Classifying American Sign Language (ASL) video clips with a CNN

Primary LanguagePython

SignWrite: Transcribing Sign Language with the Power of Deep Learning

The Python 2.7 files provided here will build an InceptionV3-based CNN to classify videos of a person signing in American Sign Language (ASL). The initial version was trained to classify signs of the 26 letters of the alphabet, but can be built to account for the complete dictionary of ASL.

Requirements

keras == 2.0.2

numpy >= 1.12.1

pandas >= 0.19.2

tqdm >= 4.11.2

matplotlib >= 2.0.0

youtube-dl >= 2017.05.29

Getting the data to build the model.

This version is designed to be trained on the letters of the alphabet. You can get the data you need to build the model from ASL tutorials on YouTube. If you have youtube-dl installed, you can download the videos in 'mp4' format by, for example, entering the following in a terminal window:

youtube-dl 39kghfhXtF4 -o abc7.mp4

All of the video data files must be placed in a './data' folder in your working directory.

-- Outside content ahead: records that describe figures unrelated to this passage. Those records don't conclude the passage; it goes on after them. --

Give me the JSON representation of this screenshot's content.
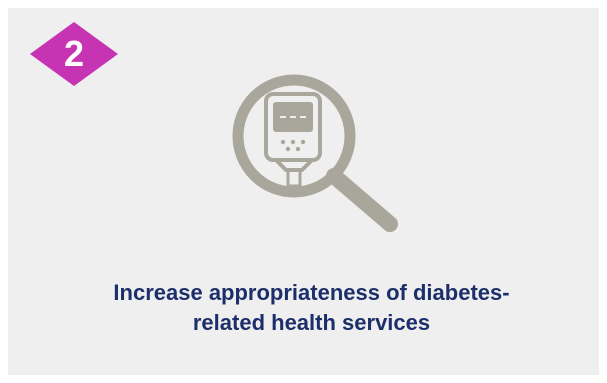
{
  "badge": {
    "number": "2",
    "color": "#c633b3"
  },
  "icon": {
    "name": "magnifier-glucometer-icon",
    "color": "#a9a69c"
  },
  "caption": {
    "line1": "Increase appropriateness of diabetes-",
    "line2": "related health services",
    "color": "#1c2f6b"
  }
}
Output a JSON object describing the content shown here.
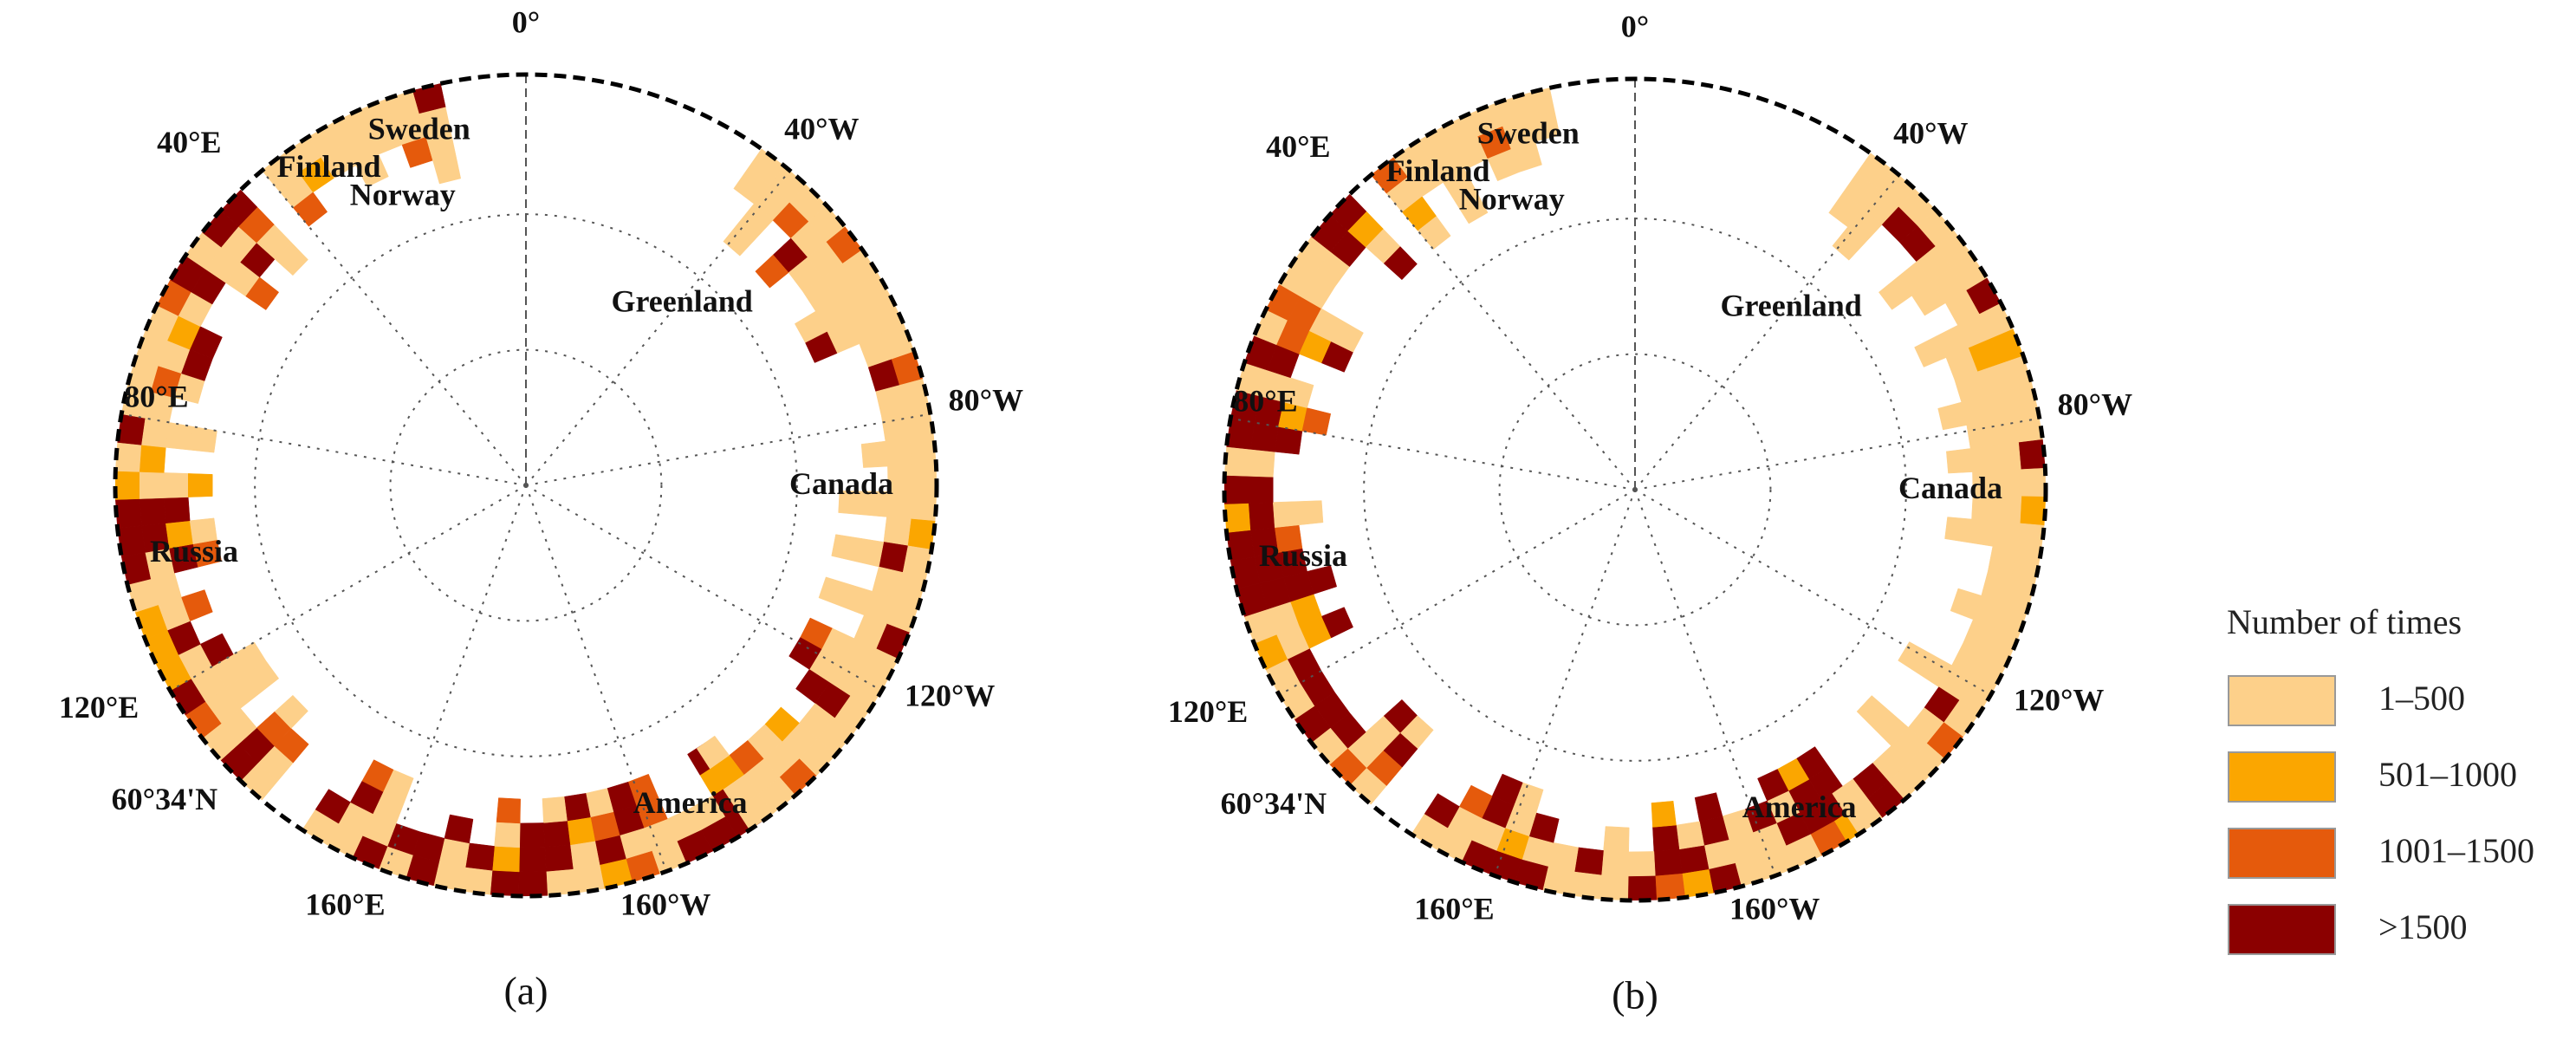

For a more accurate model, you will want to collect many videos for each sign in your dictionary. In the case of the first version of this program, I collected videos that contained signs for each of the 26 letters of the alphabet. This set was split into training and testing videos. In the first version, 13 videos per letter were used for training and 5 videos per letter were used for testing. Below are the percentages of instances that the model scored the correct sign in the top k ranked signs:

Top 1: 5.61% Top 3: 20.56% Top 10: 59.81%

Identifying start and end time for the signs in your dictionary.

Once you have gathered your data and placed it in the 'data' folder, you will then create a video_clip_times.csv file. This file will contain time information for your signs. That is, you will indicate the signs in your dictionary and when exactly they are shown in each of your video data.

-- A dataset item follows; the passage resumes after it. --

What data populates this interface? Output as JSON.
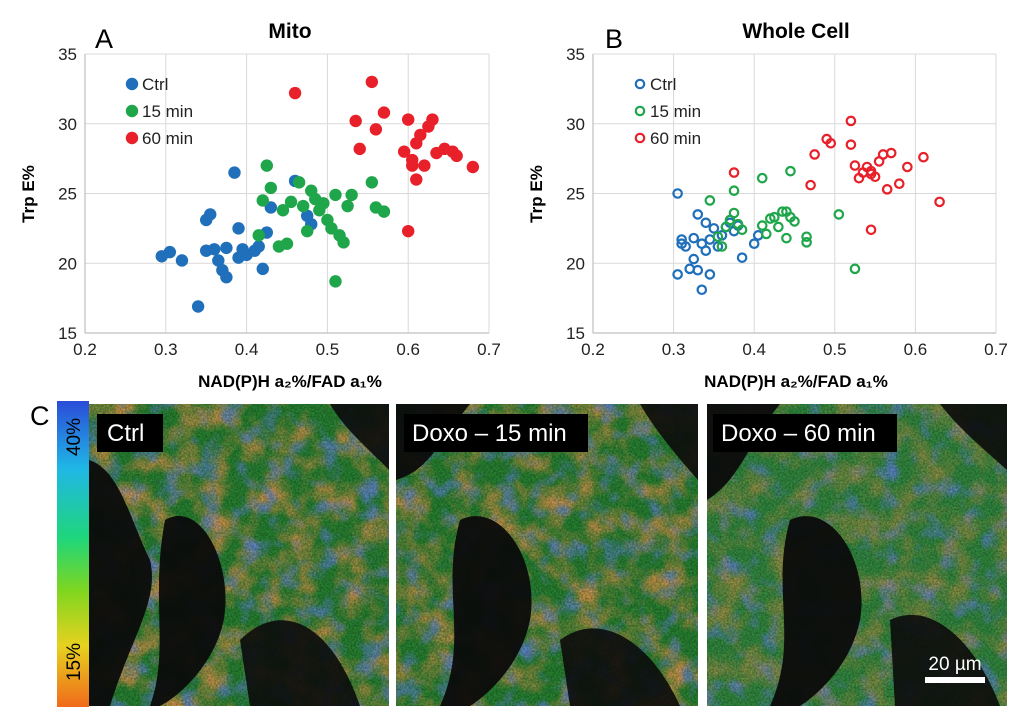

For example, part of the video_clip_times.csv file will look like:

A, 20, 40, 16, ... A, 21, 42, 17, ... B, 27, 51, 18, ... B, 29, 56, 20, ... C, 35, 65, 20, ... C, 38, 67, 22, ...

This format indicates that the sign for the letter 'A' was in the time interval (in seconds) [20,21] in abc1.mp4, in the time interval [40,42] in abc2.mp4, in the time interval [16,17] in abc3.mp4, etc. The sign for the letter 'B' was in the time interval [27,29] in abc1.mp4, in the time interval [51,56] in abc2.mp4, in the time interval [18,20] in abc3.mp4, etc.

Sorting the video clips for each sign.

Now that the data has been collected and subclips identified, you then must extract the subclips and put them into the appropriate labelled folder in a train or test folder. This is done by running

clip_videos_and_sort.py

Extracting frames.

The next step is to extract jpgs of frames of all the subclips. This is done by running

extract_frame_jpgs.py

The data preparation is then complete.

Building the model.

The InceptionV3 based convolutional neural network to classify signs can now be built. This is done by running

train_model.py

You must be connected to the internet to start building your model because it loads initial weights for the model from

https://github.com/fchollet/deep-learning-models/releases/download/v0.5/inception_v3_weights_tf_dim_ordering_tf_kernels_notop.h5

TensorBoard

When building the model, log files are created for TensorBoard, a useful suite of visualization tools for understanding the training of the model. To access TensorBoard, run the following in a terminal window:

tensorboard --logdir=/THE_LOG_DIRECTORY

after replacing THE_LOG_DIRECTORY with the directory of the created log files.